L’accord de gouvernement PS-cdH pour la Communauté française, de juillet
2004, est un document important, qui mérite une lecture critique de CGé
(Changements pour l’égalité, mouvement socio-pédagogique). Cette critique –
limitée ici à ce qui nous semble prioritaire – porte sur le fond, la forme
et les ressources.

Le fond ou la substance de la politique scolaire

Autant le projet d’améliorer la formation qualifiante par des synergies avec
les Régions wallonne et bruxelloise est énoncé avec force, autant l’accord
n’affirme pas une volonté de réduire l’inégalité à travers tous ses facteurs
institutionnels et culturels, même s’il comporte des mesures ponctuelles qui
peuvent y contribuer.

Le projet d’attribuer des périodes supplémentaires aux écoles qui
accueillent plus d’enfants de milieux défavorisés pour remédier assez tôt
aux lacunes de leurs apprentissages (§1.2) rencontre la priorité que CGé
donne au but d’égalité sociale (Cf. Propositions CGé : Plus d’égalité dans
l’école, mars 2004). En effet, ce projet de financement différencié renforce
celui du gouvernement précédent en l’étendant des frais de fonctionnement
aux heures de travail d’enseignants.

Au sein de bassins scolaires, les écoles seraient incitées à gérer ensemble
les flux d’élèves (§ 3.2). Cela réduirait la concurrence entre
établissements, facteur primordial d’inégalité. Mais ce projet reste trop
vague et timide, car limité aux établissements d’un même « caractère ».

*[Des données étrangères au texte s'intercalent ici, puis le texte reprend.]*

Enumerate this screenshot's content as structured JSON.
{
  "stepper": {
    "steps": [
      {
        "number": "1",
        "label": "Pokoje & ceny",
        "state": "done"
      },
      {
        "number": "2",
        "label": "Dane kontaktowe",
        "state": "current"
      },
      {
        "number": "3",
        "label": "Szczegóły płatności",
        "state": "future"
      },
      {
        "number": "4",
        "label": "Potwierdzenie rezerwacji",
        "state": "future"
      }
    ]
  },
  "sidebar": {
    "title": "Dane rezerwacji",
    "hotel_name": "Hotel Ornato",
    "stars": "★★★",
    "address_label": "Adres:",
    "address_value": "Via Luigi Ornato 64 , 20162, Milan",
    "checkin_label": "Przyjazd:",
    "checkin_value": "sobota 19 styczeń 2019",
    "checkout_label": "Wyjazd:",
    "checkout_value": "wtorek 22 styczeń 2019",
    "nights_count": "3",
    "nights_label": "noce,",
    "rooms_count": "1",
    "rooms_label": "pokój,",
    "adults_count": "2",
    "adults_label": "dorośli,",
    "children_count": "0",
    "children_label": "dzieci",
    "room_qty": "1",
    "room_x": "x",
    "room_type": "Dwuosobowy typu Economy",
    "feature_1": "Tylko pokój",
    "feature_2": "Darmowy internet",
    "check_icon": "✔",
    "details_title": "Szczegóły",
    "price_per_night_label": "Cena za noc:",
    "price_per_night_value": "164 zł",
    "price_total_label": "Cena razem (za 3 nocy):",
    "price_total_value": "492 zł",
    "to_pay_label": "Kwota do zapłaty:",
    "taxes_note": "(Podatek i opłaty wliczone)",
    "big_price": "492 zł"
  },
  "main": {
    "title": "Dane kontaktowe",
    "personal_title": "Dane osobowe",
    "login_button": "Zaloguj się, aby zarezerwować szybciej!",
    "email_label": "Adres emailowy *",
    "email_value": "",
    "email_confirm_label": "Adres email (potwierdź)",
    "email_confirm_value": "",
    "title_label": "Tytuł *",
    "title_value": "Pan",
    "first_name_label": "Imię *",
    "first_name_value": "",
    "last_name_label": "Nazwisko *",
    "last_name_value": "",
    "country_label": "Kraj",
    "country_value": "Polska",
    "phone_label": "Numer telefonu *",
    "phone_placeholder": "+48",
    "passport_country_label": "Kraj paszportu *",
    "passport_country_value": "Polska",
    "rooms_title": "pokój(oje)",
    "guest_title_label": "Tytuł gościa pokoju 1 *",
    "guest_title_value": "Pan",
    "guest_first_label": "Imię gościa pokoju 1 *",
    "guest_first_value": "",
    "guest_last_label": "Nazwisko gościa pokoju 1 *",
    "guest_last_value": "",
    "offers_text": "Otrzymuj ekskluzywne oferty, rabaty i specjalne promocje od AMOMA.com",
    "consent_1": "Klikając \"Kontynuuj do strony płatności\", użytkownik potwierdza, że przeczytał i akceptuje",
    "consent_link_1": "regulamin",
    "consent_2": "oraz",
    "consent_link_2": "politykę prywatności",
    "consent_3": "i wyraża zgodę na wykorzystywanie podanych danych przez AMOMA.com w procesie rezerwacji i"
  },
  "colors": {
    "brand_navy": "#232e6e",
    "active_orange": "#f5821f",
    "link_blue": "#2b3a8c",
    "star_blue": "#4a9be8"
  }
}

Revaloriser les enseignements qualifiants – et en améliorer l’efficacité –
répond sans doute à une demande des entreprises mais aussi aux besoins des
services publics et à l’attente d’une majorité d’élèves et de parents. Si
étendre la compétence de la CCPQ (qui définit les contenus des cours
techniques et de pratique) et coordonner la validation (l’éventail des
diplômes) (§ 2.2.2.1.1) sont de bonnes choses, on reste sceptique face à
l’annonce d’une démultiplication de l’offre de stages en entreprise
(§2.2.2.1.2). Quel rôle, dans cette offre, pour les organisations publiques
et non-marchandes subventionnées, qui représentent désormais plus de 40 %
des postes de travail ?

La forme ou les institutions de la politique scolaire

La volonté affichée, tout au travers de l’accord, d’évaluer les réformes en
cours d’application avant d’en modifier le prescrit répond certainement à
l’attente des enseignants. Le contrat stratégique que le gouvernement se
propose de conclure avec les différents acteurs de l’enseignement semble,
par son ambition, devoir porter sur un temps qui dépasse la législature. Il
remplacerait donc – pour le seul secteur de l’enseignement – la charte
d’avenir de la Communauté française qui est tombée aux oubliettes. Est-ce
par manque de concertation qu’elle n’a pas bénéficié de la dynamique timide
qui a porté le Contrat d’avenir de la Région wallonne ?

Ce contrat stratégique sera donc négocié avec les acteurs de terrain. C’est
essentiel dans un domaine où la mise en œuvre de ce que le pouvoir décide
dépend autant de l’engagement des travailleurs concernés. Mais négocié avec
quels acteurs et comment ? Parmi les acteurs collectifs institués, le
gouvernement voudra probablement déborder du cadre de ceux qui sont
légitimes par leur représentativité (les syndicats, les associations de
parents et les fédérations de pouvoirs organisateurs) pour inclure ceux dont
la capacité de proposition fonde une autre légitimité (les mouvements
pédagogiques et les milieux de la recherche en éducation). Pour mobiliser
l’ensemble des enseignants, cela ne suffira pas. Or, les récentes
consultations des enseignants du fondamental et du secondaire ont montré
qu’il est possible de faire participer au débat une partie encore
minoritaire mais considérable du corps enseignant. C’est un deuxième axe
pour étendre la concertation et la participation à l’évaluation. L’accord ne
le mentionne malheureusement pas.

Quant à la Commission de pilotage, l’accord confirme ses trois missions
(observatoire des acquis des élèves, recommandations pédagogiques, rapport
d’activité au Parlement, cf. § 3.1) et l’on peut craindre que la barque ne
soit trop chargée. Dans un esprit de séparation des pouvoirs, ne vaudrait-il
pas mieux confier ces missions différentes à des institutions distinctes ?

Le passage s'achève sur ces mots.